Quanto ao dever de enunciar quais os concretos pontos de facto que o recorrente entende deverem merecer resposta diferente da que foi dada na decisão recorrida, vejam-se os recentes acórdãos do Supremo Tribunal de Justiça de 21-03-2007, proferido no processo n.º 07P330, de 06-06-2007, proferido no processo n.º 07S742, e de 29-03-2007, proferido no processo n.º 2338/06-3.

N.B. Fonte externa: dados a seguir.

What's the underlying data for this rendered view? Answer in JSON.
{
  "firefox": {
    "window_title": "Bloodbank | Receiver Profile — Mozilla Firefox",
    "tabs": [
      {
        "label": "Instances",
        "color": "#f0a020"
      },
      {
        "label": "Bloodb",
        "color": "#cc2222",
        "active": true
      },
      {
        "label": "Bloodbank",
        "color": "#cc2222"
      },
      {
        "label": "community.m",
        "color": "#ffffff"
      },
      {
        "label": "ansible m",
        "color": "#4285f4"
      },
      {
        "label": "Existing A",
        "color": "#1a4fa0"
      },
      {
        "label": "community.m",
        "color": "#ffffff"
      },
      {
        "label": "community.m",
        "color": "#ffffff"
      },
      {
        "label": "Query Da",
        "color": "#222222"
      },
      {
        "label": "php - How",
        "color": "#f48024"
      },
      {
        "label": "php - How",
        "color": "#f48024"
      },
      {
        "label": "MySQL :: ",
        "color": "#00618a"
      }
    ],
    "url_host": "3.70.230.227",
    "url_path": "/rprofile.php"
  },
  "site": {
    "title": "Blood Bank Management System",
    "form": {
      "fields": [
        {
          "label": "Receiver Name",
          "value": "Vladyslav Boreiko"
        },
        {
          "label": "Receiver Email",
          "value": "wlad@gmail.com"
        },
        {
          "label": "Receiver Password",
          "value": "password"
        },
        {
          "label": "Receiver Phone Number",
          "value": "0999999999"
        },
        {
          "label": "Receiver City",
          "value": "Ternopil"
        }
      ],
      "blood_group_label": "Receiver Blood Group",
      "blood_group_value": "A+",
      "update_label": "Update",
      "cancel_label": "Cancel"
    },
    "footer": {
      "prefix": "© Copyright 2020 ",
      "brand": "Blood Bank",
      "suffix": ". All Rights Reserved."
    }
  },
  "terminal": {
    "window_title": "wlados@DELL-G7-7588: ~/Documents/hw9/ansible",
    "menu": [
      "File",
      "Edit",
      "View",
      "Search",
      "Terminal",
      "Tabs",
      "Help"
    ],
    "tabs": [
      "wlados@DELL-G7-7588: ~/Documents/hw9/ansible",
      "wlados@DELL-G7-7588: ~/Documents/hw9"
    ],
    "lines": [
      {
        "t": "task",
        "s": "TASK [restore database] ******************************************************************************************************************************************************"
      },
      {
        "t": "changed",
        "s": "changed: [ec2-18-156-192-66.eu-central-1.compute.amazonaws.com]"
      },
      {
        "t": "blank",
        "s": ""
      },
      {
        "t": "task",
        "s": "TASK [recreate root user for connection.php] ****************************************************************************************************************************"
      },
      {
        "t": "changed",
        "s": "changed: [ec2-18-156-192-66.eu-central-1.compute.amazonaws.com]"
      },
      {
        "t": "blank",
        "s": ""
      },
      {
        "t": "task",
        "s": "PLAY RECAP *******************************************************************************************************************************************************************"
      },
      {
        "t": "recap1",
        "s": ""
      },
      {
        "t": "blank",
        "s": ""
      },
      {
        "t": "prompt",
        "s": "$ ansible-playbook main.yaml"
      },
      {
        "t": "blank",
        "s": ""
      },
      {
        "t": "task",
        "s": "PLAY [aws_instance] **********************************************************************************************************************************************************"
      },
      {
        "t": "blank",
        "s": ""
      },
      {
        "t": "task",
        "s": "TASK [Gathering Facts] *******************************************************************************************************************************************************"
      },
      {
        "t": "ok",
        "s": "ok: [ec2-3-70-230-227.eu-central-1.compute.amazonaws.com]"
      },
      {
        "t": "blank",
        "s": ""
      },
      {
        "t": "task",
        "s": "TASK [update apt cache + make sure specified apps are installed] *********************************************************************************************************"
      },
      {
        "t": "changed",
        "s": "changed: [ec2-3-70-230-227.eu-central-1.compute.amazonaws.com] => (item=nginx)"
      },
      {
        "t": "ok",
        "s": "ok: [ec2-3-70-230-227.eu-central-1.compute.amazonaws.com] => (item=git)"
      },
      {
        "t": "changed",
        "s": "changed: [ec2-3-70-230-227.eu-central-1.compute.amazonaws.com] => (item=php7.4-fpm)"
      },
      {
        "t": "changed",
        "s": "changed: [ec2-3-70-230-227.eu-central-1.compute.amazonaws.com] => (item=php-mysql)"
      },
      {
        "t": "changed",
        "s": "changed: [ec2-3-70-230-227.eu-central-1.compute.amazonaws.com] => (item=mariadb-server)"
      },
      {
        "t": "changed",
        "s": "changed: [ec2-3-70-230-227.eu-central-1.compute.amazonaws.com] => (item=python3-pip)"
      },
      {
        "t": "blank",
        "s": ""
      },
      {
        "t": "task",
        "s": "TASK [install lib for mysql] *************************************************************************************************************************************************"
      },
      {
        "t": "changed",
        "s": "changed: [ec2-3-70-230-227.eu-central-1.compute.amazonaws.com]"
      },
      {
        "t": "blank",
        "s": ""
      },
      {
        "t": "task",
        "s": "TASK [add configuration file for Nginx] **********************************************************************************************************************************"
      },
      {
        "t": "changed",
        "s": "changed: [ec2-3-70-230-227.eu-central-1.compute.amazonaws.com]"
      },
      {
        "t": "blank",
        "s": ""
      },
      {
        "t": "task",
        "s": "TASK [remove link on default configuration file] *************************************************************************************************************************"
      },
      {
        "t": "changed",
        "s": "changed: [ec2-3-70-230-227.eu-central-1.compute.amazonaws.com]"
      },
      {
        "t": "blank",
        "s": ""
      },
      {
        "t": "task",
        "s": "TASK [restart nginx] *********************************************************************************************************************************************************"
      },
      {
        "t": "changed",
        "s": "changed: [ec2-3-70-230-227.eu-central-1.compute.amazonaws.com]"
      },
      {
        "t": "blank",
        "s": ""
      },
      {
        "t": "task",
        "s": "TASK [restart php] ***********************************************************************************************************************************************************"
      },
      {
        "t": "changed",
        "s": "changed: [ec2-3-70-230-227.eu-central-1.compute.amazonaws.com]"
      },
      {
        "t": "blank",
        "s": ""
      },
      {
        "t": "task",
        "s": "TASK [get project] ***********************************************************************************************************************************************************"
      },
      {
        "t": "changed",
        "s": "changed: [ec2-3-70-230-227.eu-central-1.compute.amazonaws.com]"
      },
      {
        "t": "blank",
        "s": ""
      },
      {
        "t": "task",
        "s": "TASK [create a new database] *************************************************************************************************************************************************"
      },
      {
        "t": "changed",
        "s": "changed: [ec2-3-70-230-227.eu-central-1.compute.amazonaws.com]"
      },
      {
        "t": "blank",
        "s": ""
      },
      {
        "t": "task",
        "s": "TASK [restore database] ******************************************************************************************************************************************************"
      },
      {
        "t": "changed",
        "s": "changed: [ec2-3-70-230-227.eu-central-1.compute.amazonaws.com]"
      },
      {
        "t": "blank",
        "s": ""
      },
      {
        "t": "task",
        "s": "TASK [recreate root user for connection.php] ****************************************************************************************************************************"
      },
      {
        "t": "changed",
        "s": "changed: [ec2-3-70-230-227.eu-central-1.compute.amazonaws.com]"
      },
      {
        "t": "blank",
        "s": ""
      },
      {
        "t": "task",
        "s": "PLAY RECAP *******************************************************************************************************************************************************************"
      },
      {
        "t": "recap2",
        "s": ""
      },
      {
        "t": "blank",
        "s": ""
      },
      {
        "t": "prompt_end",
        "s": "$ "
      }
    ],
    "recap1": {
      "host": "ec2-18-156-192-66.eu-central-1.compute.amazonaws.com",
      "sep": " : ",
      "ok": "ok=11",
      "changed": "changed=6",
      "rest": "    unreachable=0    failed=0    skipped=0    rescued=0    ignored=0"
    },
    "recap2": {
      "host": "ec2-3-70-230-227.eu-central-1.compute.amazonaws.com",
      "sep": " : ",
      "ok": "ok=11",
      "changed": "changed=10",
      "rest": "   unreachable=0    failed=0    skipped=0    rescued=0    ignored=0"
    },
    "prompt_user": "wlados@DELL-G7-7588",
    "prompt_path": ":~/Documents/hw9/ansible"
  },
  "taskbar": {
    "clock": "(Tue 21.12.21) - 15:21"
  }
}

Considerando que a falta de indicação das voltas onde se encontram os depoimentos deve dar lugar ao convite ao aperfeiçoamento das alegações, cfr. o acórdão do Supremo Tribunal de Justiça de 07-02-2007, proferido no processo n.º 06S3541. No entanto, já se entendeu também que "se a falta ou deficiência das conclusões escaparem à análise quer do relator, quer dos juízes-adjuntos e a tramitação do recurso avançar para a fase do julgamento, já não poderá ocorrer o convite a que alude o nº4 do artigo 690 do CPC, por se encontrar ultrapassado o respectivo momento processual e para não se arrastar no tempo o conhecimento dos demais recursos que devam ter lugar no mesmo julgamento" e que tal convite "não tem lugar no âmbito do artigo 690-A do CPC" - cfr. acórdão do Supremo Tribunal de Justiça de 20-10-2005, proferido no processo n.º 05B2407.